The Greenock and Wemyss Bay Railway was a railway owned by the Caledonian Railway, providing services between Greenock and Wemyss Bay.
In 1841 the Glasgow, Paisley and Greenock Railway opened its line. At the time the River Clyde was heavily used by boats, but it was impassable for sea-going vessels, involving transshipment at Greenock, and transfer of passengers.
The company's promoters anticipated the carriage of goods from the industries of Greenock, and as well as competing for the transshipment traffic. However their terminal station at Greenock was at Cathcart Street, some distance from the Custom House Quay and not directly connected to any shipping berth.
Nonetheless substantial traffic built up, and in particular passenger traffic grew considerably. The traffic to resort locations on the Firth of Clyde and other coastal places, was especially encouraging, and the steamer trade became lucrative.
The throughout journey time—rail and ship—was considered critical. As a pioneer railway, the Greenock company had not given thought to this, but slowly the disadvantage of the Greenock station became more prominent. The walk from the railway station to the Quay was through squalid streets, and the steamer transit to the lower Clyde involved a circuit round Kempock Point and Cloch Point to reach the seaway.
In 1851 the Glasgow, Paisley and Greenock Railway was absorbed by the dominant Caledonian Railway.
Rothesay assumed dominance as the resort destination of choice, and many businesspeople in Glasgow kept residences there, travelling weekly to their places of business in the City. Promoters saw that a railway link to Wemyss Bay would be ideal, as the pier they lay directly opposite Rothesay, and on 17 July 1862 they obtained Parliamentary authorisation for the Greenock and Wemyss Bay Railway. Their line was to form a junction with the Greenock line a short distance west of Port Glasgow station; it would then climb and run round to the south of Greenock, then following the valley of the Spango Burn to a station on the hillside above Inverkip, then turning south to a pier station at Wemyss Bay. Lands were acquired speculatively at Upper Greenock for industrial development.
The line was opened to traffic on 15 May 1865.
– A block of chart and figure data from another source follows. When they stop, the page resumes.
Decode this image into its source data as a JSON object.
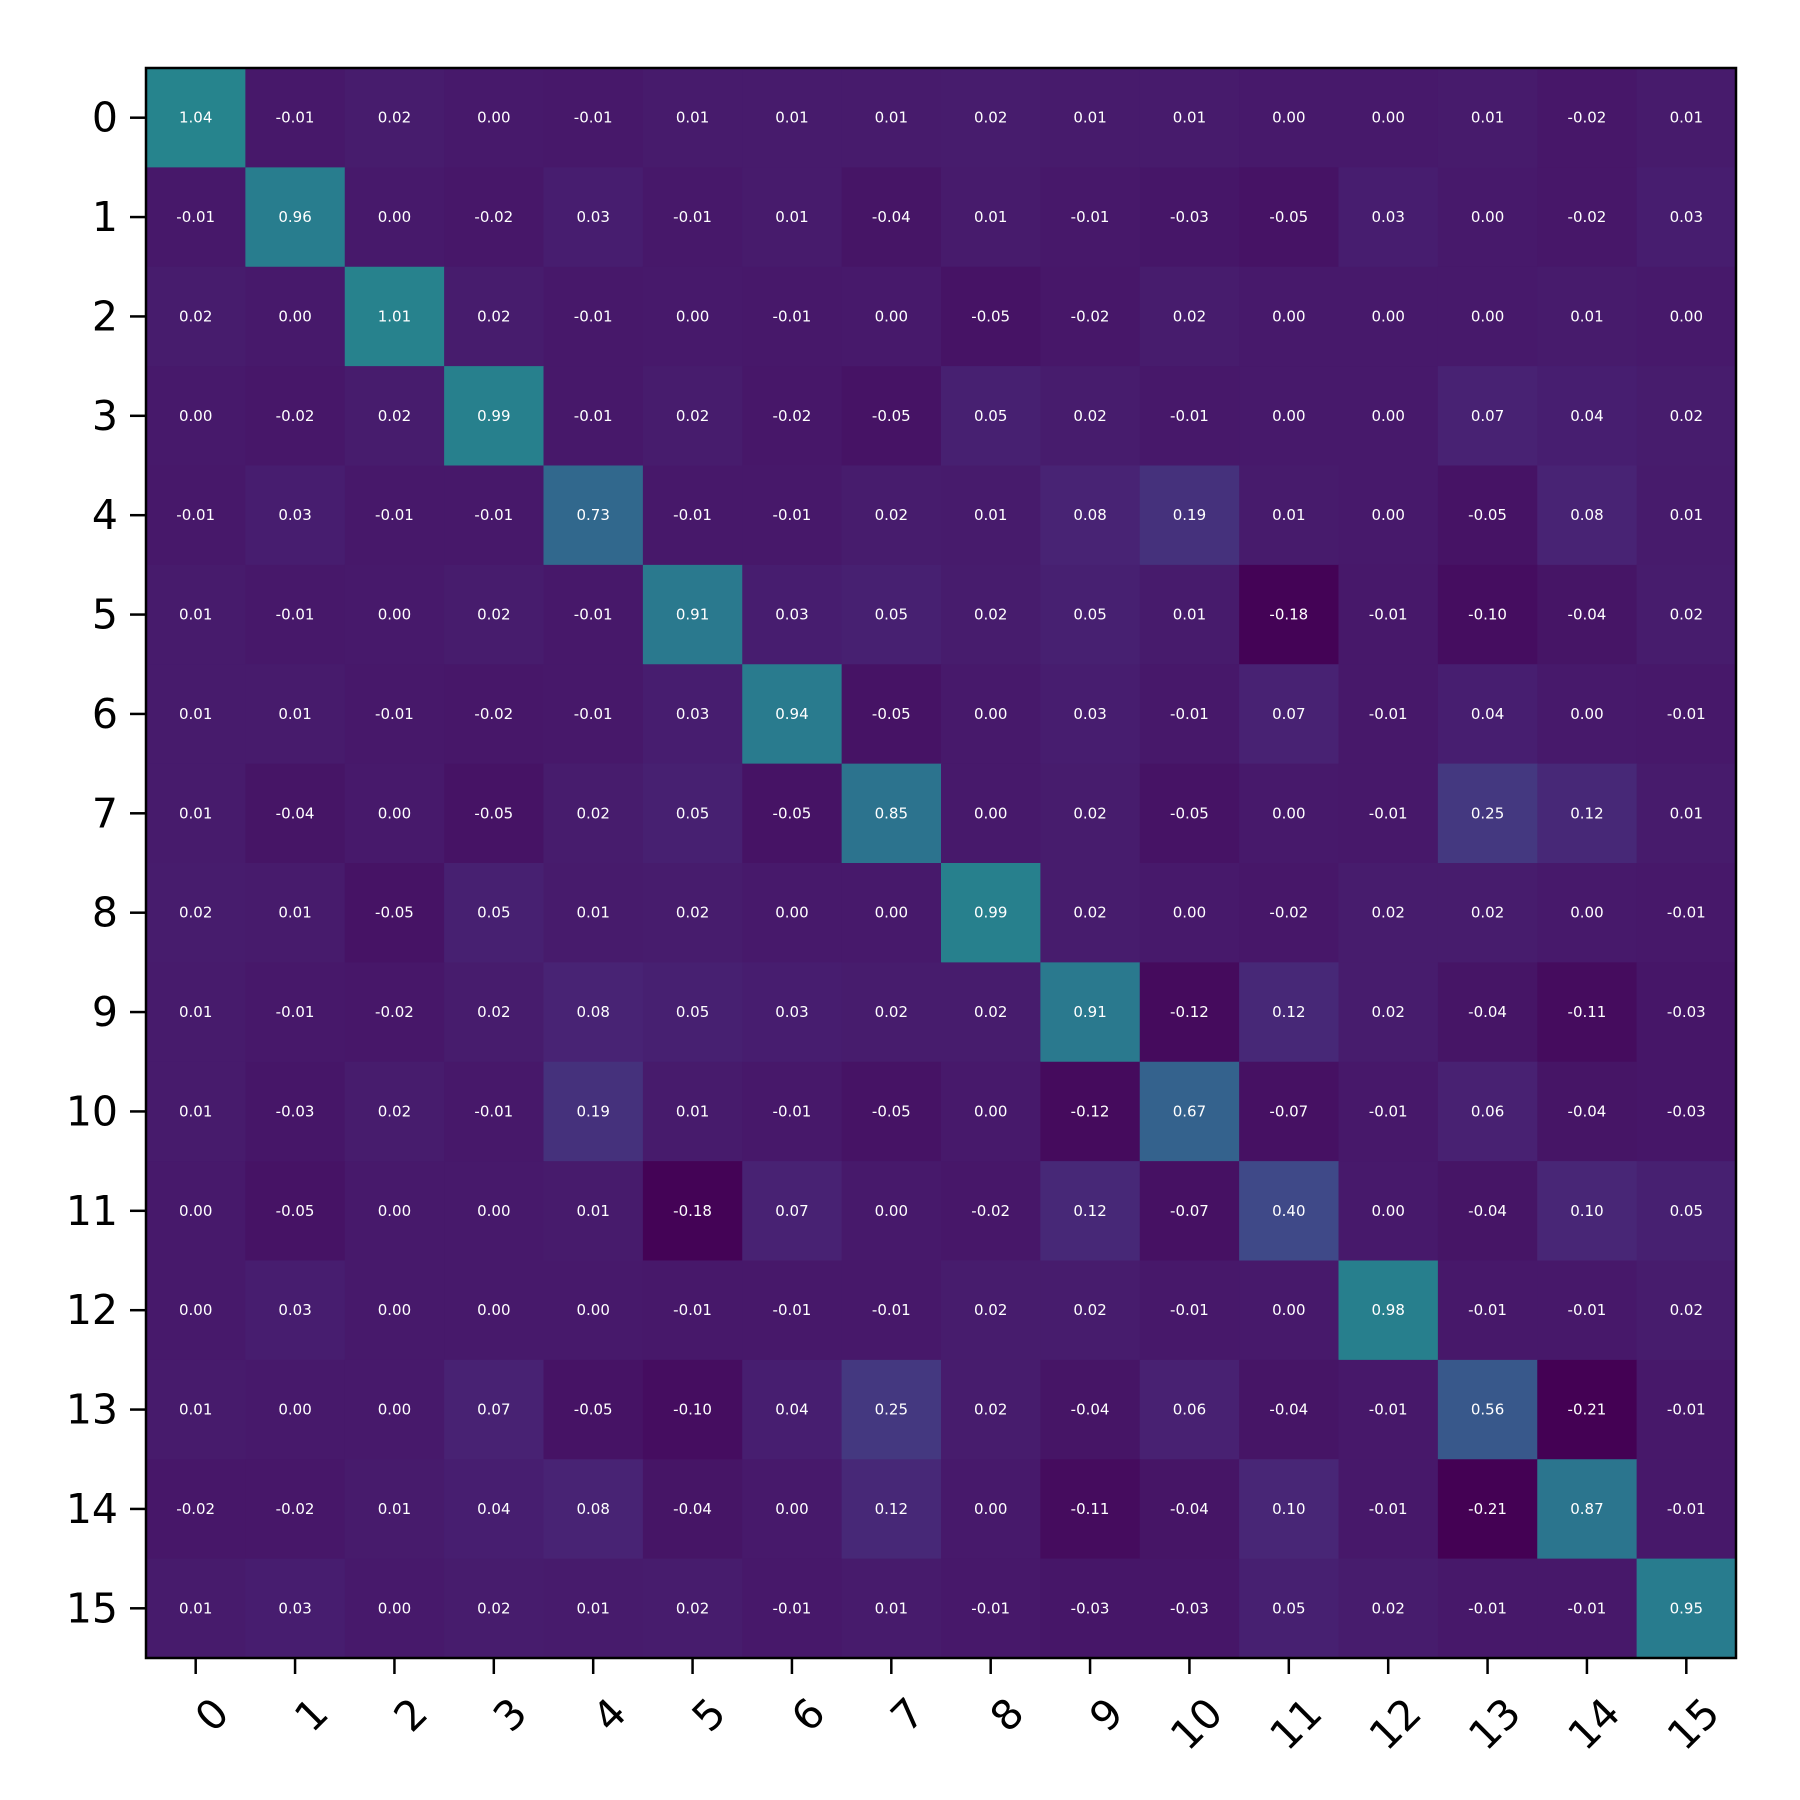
{
  "chart_data": {
    "type": "heatmap",
    "title": "",
    "xlabel": "",
    "ylabel": "",
    "x_categories": [
      "0",
      "1",
      "2",
      "3",
      "4",
      "5",
      "6",
      "7",
      "8",
      "9",
      "10",
      "11",
      "12",
      "13",
      "14",
      "15"
    ],
    "y_categories": [
      "0",
      "1",
      "2",
      "3",
      "4",
      "5",
      "6",
      "7",
      "8",
      "9",
      "10",
      "11",
      "12",
      "13",
      "14",
      "15"
    ],
    "colormap": "viridis",
    "color_range": [
      -0.2,
      2.0
    ],
    "cell_text_color": "#ffffff",
    "x_tick_rotation_deg": 45,
    "grid": false,
    "values": [
      [
        1.04,
        -0.01,
        0.02,
        0.0,
        -0.01,
        0.01,
        0.01,
        0.01,
        0.02,
        0.01,
        0.01,
        0.0,
        0.0,
        0.01,
        -0.02,
        0.01
      ],
      [
        -0.01,
        0.96,
        0.0,
        -0.02,
        0.03,
        -0.01,
        0.01,
        -0.04,
        0.01,
        -0.01,
        -0.03,
        -0.05,
        0.03,
        -0.0,
        -0.02,
        0.03
      ],
      [
        0.02,
        0.0,
        1.01,
        0.02,
        -0.01,
        0.0,
        -0.01,
        -0.0,
        -0.05,
        -0.02,
        0.02,
        0.0,
        -0.0,
        0.0,
        0.01,
        -0.0
      ],
      [
        0.0,
        -0.02,
        0.02,
        0.99,
        -0.01,
        0.02,
        -0.02,
        -0.05,
        0.05,
        0.02,
        -0.01,
        -0.0,
        -0.0,
        0.07,
        0.04,
        0.02
      ],
      [
        -0.01,
        0.03,
        -0.01,
        -0.01,
        0.73,
        -0.01,
        -0.01,
        0.02,
        0.01,
        0.08,
        0.19,
        0.01,
        0.0,
        -0.05,
        0.08,
        0.01
      ],
      [
        0.01,
        -0.01,
        0.0,
        0.02,
        -0.01,
        0.91,
        0.03,
        0.05,
        0.02,
        0.05,
        0.01,
        -0.18,
        -0.01,
        -0.1,
        -0.04,
        0.02
      ],
      [
        0.01,
        0.01,
        -0.01,
        -0.02,
        -0.01,
        0.03,
        0.94,
        -0.05,
        -0.0,
        0.03,
        -0.01,
        0.07,
        -0.01,
        0.04,
        -0.0,
        -0.01
      ],
      [
        0.01,
        -0.04,
        -0.0,
        -0.05,
        0.02,
        0.05,
        -0.05,
        0.85,
        0.0,
        0.02,
        -0.05,
        -0.0,
        -0.01,
        0.25,
        0.12,
        0.01
      ],
      [
        0.02,
        0.01,
        -0.05,
        0.05,
        0.01,
        0.02,
        -0.0,
        0.0,
        0.99,
        0.02,
        0.0,
        -0.02,
        0.02,
        0.02,
        -0.0,
        -0.01
      ],
      [
        0.01,
        -0.01,
        -0.02,
        0.02,
        0.08,
        0.05,
        0.03,
        0.02,
        0.02,
        0.91,
        -0.12,
        0.12,
        0.02,
        -0.04,
        -0.11,
        -0.03
      ],
      [
        0.01,
        -0.03,
        0.02,
        -0.01,
        0.19,
        0.01,
        -0.01,
        -0.05,
        0.0,
        -0.12,
        0.67,
        -0.07,
        -0.01,
        0.06,
        -0.04,
        -0.03
      ],
      [
        0.0,
        -0.05,
        0.0,
        -0.0,
        0.01,
        -0.18,
        0.07,
        -0.0,
        -0.02,
        0.12,
        -0.07,
        0.4,
        0.0,
        -0.04,
        0.1,
        0.05
      ],
      [
        0.0,
        0.03,
        -0.0,
        -0.0,
        0.0,
        -0.01,
        -0.01,
        -0.01,
        0.02,
        0.02,
        -0.01,
        0.0,
        0.98,
        -0.01,
        -0.01,
        0.02
      ],
      [
        0.01,
        -0.0,
        0.0,
        0.07,
        -0.05,
        -0.1,
        0.04,
        0.25,
        0.02,
        -0.04,
        0.06,
        -0.04,
        -0.01,
        0.56,
        -0.21,
        -0.01
      ],
      [
        -0.02,
        -0.02,
        0.01,
        0.04,
        0.08,
        -0.04,
        -0.0,
        0.12,
        -0.0,
        -0.11,
        -0.04,
        0.1,
        -0.01,
        -0.21,
        0.87,
        -0.01
      ],
      [
        0.01,
        0.03,
        -0.0,
        0.02,
        0.01,
        0.02,
        -0.01,
        0.01,
        -0.01,
        -0.03,
        -0.03,
        0.05,
        0.02,
        -0.01,
        -0.01,
        0.95
      ]
    ]
  }
}
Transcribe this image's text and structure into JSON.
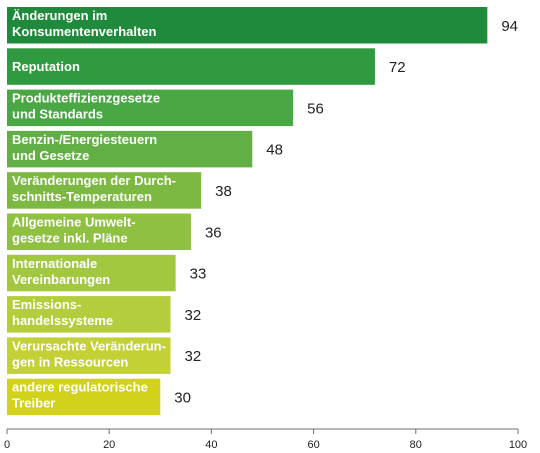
{
  "chart_data": {
    "type": "bar",
    "orientation": "horizontal",
    "title": "",
    "xlabel": "",
    "ylabel": "",
    "categories": [
      [
        "Änderungen im",
        "Konsumentenverhalten"
      ],
      [
        "Reputation"
      ],
      [
        "Produkteffizienzgesetze",
        "und Standards"
      ],
      [
        "Benzin-/Energiesteuern",
        "und Gesetze"
      ],
      [
        "Veränderungen der Durch-",
        "schnitts-Temperaturen"
      ],
      [
        "Allgemeine Umwelt-",
        "gesetze inkl. Pläne"
      ],
      [
        "Internationale",
        "Vereinbarungen"
      ],
      [
        "Emissions-",
        "handelssysteme"
      ],
      [
        "Verursachte Veränderun-",
        "gen in Ressourcen"
      ],
      [
        "andere regulatorische",
        "Treiber"
      ]
    ],
    "values": [
      94,
      72,
      56,
      48,
      38,
      36,
      33,
      32,
      32,
      30
    ],
    "value_labels": [
      "94",
      "72",
      "56",
      "48",
      "38",
      "36",
      "33",
      "32",
      "32",
      "30"
    ],
    "bar_colors": [
      "#1f8a3c",
      "#2f9a40",
      "#4aa844",
      "#62b045",
      "#7db843",
      "#8fc041",
      "#a2c83f",
      "#b4cd3c",
      "#c3d136",
      "#d2d21c"
    ],
    "xlim": [
      0,
      100
    ],
    "xticks": [
      0,
      20,
      40,
      60,
      80,
      100
    ],
    "xtick_labels": [
      "0",
      "20",
      "40",
      "60",
      "80",
      "100"
    ],
    "grid": false,
    "legend": "none"
  }
}
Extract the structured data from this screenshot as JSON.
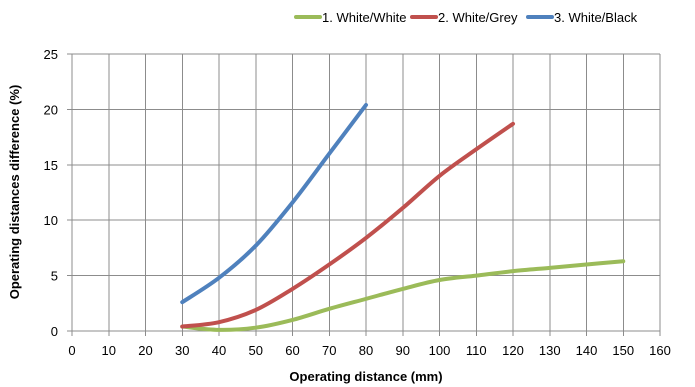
{
  "chart_data": {
    "type": "line",
    "title": "",
    "xlabel": "Operating distance (mm)",
    "ylabel": "Operating distances difference (%)",
    "xlim": [
      0,
      160
    ],
    "ylim": [
      0,
      25
    ],
    "x_ticks": [
      0,
      10,
      20,
      30,
      40,
      50,
      60,
      70,
      80,
      90,
      100,
      110,
      120,
      130,
      140,
      150,
      160
    ],
    "y_ticks": [
      0,
      5,
      10,
      15,
      20,
      25
    ],
    "grid": true,
    "legend_position": "top-right",
    "series": [
      {
        "name": "1. White/White",
        "color": "#9BBB59",
        "points": [
          [
            30,
            0.4
          ],
          [
            40,
            0.1
          ],
          [
            50,
            0.3
          ],
          [
            60,
            1.0
          ],
          [
            70,
            2.0
          ],
          [
            80,
            2.9
          ],
          [
            90,
            3.8
          ],
          [
            100,
            4.6
          ],
          [
            110,
            5.0
          ],
          [
            120,
            5.4
          ],
          [
            130,
            5.7
          ],
          [
            140,
            6.0
          ],
          [
            150,
            6.3
          ]
        ]
      },
      {
        "name": "2. White/Grey",
        "color": "#C0504D",
        "points": [
          [
            30,
            0.4
          ],
          [
            40,
            0.8
          ],
          [
            50,
            1.9
          ],
          [
            60,
            3.8
          ],
          [
            70,
            6.0
          ],
          [
            80,
            8.4
          ],
          [
            90,
            11.1
          ],
          [
            100,
            14.0
          ],
          [
            110,
            16.4
          ],
          [
            120,
            18.7
          ]
        ]
      },
      {
        "name": "3. White/Black",
        "color": "#4F81BD",
        "points": [
          [
            30,
            2.6
          ],
          [
            40,
            4.8
          ],
          [
            50,
            7.7
          ],
          [
            60,
            11.6
          ],
          [
            70,
            16.0
          ],
          [
            80,
            20.4
          ]
        ]
      }
    ]
  }
}
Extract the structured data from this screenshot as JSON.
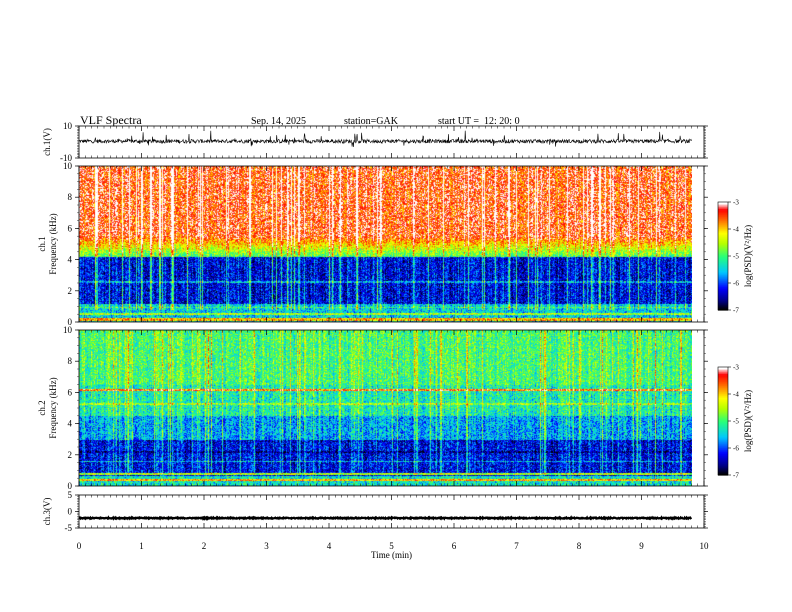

The railway was worked by the Caledonian Railway, which operated through passenger trains from the Bridge Street station in Glasgow. An independent Wemyss Bay Steamboat Company Limited operated steamers in connection with the trains. However this meant that the railway company was dependent on two other concerns for the conduct of its business, and reliability problems on the railway and in operating the steamers led to a poor reputation. After four years, the Steamboat Company failed (in 1869), and the Rothesay connections, on which the Wemyss Bay Railway relied, were made by other steamer operators as part of their wider network of routes.